The other part was people saying that they would not visit if they could not carry kinda struck me as odd as well. Why? What does this do for our community? Do you feel that in danger that you can't leave your firearm behind?
Nope. If I don't "feel safe" somewhere, I don't go there.
Rather, it's simply this: carrying is what I
DO. I get dressed in the morning, I put my firearm on, I go about my business of the day. It's my default setting.
On one level, as I've said already, if someone wants me disarmed on their property, they're telling me they don't trust me. Okay, I can accept that -- they have just told me that they aren't my friend and don't want to be my friend. Next!
On a practical level, I'm already armed. I put the gun on this morning and I didn't intend to remove it until bedtime. You're asking me to handle the firearm unnecessarily, and to leave it somewhere less secure than it is right now. Not going to happen.

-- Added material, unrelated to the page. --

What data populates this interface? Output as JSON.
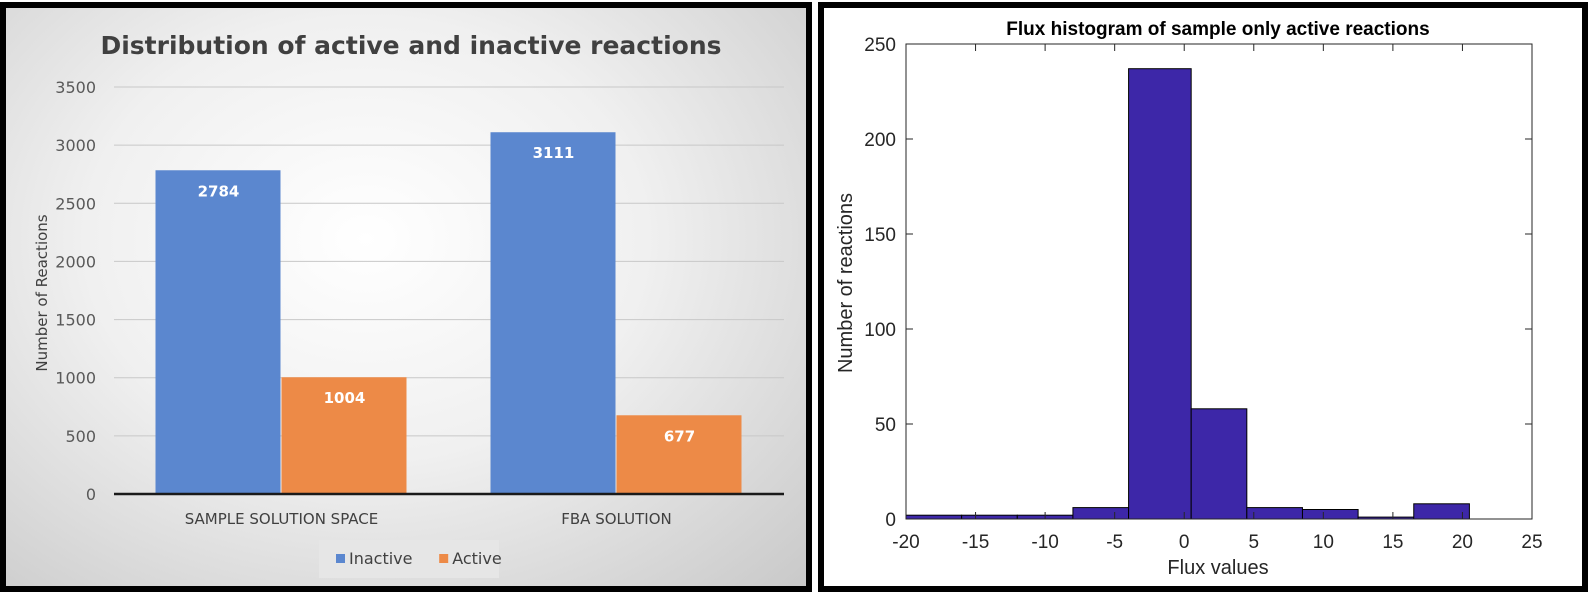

The firearm is considerably less safe lying around in a car than it is secured on my hip, so I'm not leaving it in the car unless it's either illegal to carry it or impossible to conceal it. I'm not going to be making a special trip back home just to disarm myself, and I'm not changing my entire daily routine just in case I might end up at your house.
When someone says they've got the right to keep firearms off their property, I see nothing wrong in respecting their wishes and staying off their property while I am armed.
Some folks seem to want it both ways: you want to set the rules for your own property, and then you want to
insist that others must come on your property under those terms.
It doesn't work that way. My boundaries are mine, your boundaries are yours. You set your rules. I decide whether I can live with those rules.
So I'm not disarming and I'm not going to waste a bunch of emotional energy on a pseudo-friendship with someone who makes it plain they don't trust me. We can meet somewhere off their property, I guess. But if the friendship isn't even worth even
that much effort to them, well, it surely isn't worth any more work on my part either. Life's too short!
I.E. I can't carry at work so should I quit my job? For those that said they wouldn't visit someone who wouldn't want them to carry would you quit your job if they said that you couldn't carry?
I did. What you do is up to you. (And it's slightly different, as the job I quit was part time & seasonal, not the sole support for my family.)